My son. He’s hungry.
“Of course!” we said. “Here you go—there’s a burger and fries and some pasta in here.”
For I was hungry and you gave me something to eat.
“Thanks!” he said, and we walked back to our car, our nerves still on alert, because Jesus sends us like sheep among wolves, and we are to be as shrewd as snakes and as innocent as doves. It’s hard to be this way, with all of the messaging we receive about others, to hold the tension between shrewdness and innocence, to not become as the wolf, ravenous and cynical. But that is what Jesus calls us to, over and over again, love love love. God is love. There is no fear in love. Perfect love casts out fear.
Our family made our way to the Great Salt Lake, only to be disappointed by its low levels and long, scaly beach. According to Science.com, the lake has lost half its water in the last 170 years, and much of its shrinkage is due to human water consumption. Henry and I ventured out on the beach in our bare feet, because the water didn’t look that far away, and paid for it, the shoreline a long stretch of painful rocks, dried, cracked sand, and barb-like dried grasses all the way until we reached the mucky shore, where salt crystallized on the sand.

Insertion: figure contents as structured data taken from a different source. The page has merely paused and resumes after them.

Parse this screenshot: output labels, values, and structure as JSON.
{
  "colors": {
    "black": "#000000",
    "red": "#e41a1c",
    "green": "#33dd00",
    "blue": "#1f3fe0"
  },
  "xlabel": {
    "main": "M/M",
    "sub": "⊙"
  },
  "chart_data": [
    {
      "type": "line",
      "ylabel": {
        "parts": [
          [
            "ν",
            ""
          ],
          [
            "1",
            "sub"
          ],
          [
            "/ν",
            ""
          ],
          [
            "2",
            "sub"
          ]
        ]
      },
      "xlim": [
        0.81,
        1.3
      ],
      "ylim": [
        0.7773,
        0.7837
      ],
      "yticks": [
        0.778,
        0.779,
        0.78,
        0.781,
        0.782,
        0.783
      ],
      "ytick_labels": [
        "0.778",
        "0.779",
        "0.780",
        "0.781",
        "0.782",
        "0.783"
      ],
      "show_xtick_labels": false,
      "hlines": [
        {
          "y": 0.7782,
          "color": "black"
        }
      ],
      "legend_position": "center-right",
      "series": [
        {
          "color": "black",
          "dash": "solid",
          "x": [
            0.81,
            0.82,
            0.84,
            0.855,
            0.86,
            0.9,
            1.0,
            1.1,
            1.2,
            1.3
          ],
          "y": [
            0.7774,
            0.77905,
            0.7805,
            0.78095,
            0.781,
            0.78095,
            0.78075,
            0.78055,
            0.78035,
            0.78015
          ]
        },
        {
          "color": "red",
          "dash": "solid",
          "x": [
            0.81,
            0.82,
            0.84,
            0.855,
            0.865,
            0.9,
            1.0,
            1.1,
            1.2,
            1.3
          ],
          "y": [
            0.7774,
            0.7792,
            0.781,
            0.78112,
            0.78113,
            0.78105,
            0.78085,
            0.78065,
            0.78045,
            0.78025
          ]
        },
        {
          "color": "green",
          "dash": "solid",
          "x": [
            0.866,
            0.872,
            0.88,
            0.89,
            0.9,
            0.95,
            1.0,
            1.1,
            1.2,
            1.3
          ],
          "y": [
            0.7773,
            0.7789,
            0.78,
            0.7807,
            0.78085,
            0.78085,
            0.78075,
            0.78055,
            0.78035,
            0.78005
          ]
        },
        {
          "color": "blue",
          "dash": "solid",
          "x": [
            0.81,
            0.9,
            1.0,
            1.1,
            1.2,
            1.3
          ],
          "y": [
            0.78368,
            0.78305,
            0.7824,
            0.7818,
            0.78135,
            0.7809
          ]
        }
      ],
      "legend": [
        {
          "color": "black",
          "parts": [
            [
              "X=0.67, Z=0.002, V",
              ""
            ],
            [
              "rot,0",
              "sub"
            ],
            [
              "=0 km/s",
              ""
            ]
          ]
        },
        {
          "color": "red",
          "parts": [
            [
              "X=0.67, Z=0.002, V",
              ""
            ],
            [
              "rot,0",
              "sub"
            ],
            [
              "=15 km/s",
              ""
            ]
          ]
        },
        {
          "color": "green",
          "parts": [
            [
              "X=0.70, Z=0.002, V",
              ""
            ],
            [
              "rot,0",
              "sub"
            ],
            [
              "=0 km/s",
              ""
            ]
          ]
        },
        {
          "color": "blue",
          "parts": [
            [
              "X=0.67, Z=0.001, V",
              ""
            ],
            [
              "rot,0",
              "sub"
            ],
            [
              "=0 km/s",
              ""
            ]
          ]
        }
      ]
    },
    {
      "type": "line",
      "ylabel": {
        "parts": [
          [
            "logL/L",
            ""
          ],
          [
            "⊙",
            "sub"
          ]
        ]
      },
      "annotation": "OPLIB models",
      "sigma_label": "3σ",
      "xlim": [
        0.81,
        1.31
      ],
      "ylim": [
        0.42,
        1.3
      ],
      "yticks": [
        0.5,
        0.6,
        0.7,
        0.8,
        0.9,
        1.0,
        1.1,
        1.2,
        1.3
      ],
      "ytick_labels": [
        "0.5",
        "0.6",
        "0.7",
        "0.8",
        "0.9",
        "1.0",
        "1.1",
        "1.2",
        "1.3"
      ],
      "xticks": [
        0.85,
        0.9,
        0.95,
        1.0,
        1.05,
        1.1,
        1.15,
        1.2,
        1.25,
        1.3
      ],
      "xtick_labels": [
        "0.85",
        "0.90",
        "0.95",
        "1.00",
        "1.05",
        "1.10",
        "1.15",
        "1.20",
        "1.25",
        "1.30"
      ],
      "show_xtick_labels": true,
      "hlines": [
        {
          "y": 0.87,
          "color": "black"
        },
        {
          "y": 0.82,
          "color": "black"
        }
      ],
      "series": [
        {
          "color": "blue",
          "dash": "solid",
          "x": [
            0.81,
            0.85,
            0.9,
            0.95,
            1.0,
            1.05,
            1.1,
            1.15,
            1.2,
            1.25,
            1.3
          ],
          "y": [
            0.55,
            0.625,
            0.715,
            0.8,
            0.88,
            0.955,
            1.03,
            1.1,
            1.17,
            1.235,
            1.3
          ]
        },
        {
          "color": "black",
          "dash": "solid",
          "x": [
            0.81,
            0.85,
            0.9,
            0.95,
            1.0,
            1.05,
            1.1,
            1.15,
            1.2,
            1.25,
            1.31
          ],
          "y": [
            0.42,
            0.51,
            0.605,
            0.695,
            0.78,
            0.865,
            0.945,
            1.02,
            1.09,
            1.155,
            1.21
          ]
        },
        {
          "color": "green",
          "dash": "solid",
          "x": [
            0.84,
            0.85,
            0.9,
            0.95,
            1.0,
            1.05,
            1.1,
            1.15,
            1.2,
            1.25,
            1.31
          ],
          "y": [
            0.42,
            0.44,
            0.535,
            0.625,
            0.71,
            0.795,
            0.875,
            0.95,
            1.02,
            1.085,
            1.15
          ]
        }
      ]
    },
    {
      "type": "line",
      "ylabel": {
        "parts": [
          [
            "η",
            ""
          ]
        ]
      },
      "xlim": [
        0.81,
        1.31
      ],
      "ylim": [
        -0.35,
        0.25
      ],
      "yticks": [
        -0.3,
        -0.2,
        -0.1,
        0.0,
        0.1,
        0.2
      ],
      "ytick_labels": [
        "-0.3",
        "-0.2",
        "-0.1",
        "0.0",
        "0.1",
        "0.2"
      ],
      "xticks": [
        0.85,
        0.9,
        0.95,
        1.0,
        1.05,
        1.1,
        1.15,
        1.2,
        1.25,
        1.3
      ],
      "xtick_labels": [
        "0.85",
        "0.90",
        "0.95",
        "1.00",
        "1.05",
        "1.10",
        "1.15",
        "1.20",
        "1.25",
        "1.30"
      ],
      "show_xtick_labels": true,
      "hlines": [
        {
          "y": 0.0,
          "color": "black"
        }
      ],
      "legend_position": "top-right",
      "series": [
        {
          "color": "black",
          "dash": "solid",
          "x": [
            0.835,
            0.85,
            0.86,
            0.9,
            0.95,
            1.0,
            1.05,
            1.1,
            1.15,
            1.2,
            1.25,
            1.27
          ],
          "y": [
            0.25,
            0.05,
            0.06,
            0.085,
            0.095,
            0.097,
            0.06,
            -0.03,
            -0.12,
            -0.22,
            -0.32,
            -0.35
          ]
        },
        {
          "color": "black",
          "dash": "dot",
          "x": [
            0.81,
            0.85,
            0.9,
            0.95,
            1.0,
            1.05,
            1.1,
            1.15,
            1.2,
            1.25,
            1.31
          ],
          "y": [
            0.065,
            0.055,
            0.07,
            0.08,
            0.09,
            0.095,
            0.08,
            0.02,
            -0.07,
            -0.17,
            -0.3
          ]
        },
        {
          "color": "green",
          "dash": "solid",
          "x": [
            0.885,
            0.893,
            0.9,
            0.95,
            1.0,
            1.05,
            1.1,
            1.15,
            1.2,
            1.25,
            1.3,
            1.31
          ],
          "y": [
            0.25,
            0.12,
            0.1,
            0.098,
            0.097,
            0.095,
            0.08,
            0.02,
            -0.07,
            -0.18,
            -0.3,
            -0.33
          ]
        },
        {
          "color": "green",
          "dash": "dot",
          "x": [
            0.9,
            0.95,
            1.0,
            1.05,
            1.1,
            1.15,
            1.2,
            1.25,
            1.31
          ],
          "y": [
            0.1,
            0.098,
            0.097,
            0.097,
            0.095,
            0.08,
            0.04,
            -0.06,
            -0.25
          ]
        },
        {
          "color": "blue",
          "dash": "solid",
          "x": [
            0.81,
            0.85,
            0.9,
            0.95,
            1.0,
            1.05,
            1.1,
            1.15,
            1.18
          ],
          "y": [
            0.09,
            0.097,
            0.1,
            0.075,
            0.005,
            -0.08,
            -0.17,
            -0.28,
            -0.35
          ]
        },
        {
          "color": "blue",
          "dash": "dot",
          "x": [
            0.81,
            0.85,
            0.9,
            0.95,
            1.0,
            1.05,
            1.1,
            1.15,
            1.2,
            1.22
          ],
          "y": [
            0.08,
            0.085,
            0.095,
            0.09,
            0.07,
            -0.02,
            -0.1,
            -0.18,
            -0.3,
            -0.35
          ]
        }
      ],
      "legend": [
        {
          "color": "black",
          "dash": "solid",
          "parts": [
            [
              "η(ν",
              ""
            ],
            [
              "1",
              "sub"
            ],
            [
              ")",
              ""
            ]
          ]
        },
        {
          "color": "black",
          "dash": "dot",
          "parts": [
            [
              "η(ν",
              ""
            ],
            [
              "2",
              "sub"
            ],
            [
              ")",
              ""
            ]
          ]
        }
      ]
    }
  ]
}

It was still stunning, this massive expanse of water and mountain and sky. But we’ve touched this place, too. There are unseen consequences to our own survival, unseen until they aren’t unseen anymore.
Once we’ve seen, you can’t unsee. So what conditions are we going to put upon our love for this land? What conditions do we have for loving humanity, the body of Christ?
How lucky we are to be alive right now.